Alive, I’m alive, I sometimes think now, listening to the rain in the gutters, feeling the extension of my limbs beneath the soft sheets. What bliss life is, imagined from the standpoint of a stone or of a cubic yard of black water in the icy ocean depths. Even there, apparently, conglomerated molecules manage to light a tiny candle of consciousness. The universe hates death, can it be? If God be for us, who can be against us? Nor height, nor depth, nor any other creature, shall be able to separate us from the … Alive. A pitiable but delicious reprieve from timelessness. I think of all the sons of bitches like Gary Gray and Firman Frothingham who would just as s
oon see me dead and the pleasure of spiting my enemies warms my cooling heart.
The sky this dawn was a pink blotting paper, set above a sea whose blue presented the same misty, fibrous texture.
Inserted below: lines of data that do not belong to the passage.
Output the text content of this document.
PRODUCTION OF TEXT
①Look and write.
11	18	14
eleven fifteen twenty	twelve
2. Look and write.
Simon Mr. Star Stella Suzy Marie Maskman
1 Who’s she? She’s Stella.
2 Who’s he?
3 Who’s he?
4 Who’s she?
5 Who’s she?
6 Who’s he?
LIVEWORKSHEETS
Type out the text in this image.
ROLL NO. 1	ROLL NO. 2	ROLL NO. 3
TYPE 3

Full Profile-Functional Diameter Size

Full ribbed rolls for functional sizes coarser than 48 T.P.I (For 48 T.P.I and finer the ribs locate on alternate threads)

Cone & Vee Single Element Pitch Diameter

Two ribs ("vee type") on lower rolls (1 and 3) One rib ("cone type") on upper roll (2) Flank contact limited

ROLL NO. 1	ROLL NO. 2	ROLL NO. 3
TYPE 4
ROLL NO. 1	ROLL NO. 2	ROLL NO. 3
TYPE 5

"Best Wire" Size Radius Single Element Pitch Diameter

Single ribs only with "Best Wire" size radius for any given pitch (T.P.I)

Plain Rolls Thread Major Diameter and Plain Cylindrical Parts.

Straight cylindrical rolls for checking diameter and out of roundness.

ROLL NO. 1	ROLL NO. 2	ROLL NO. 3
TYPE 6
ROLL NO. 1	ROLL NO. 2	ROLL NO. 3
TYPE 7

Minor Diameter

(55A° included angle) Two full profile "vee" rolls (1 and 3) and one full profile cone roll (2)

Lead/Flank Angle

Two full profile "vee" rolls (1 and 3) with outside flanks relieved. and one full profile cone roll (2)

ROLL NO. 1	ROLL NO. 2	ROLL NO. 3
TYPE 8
In the foreground the golden trees looked sullen and darker now, curdled and rust-ridden, after the storm. As the leaves thin, the sky lowers again upon our awareness. Making my slow way down the damp asphalt, where flowing water has left drifts and eskers of pine needles, acorns, hickory nuts, dead twigs, and gravel from the edges, I seem to see, in broken arcs beyond the scudding, thinning rain clouds, the heavenly circle, the torus. Has it, in spite of the public indifference that attended its departure, returned, or is it a trick merely of refracted sunlight in a high mist of crystals—a white rainbow?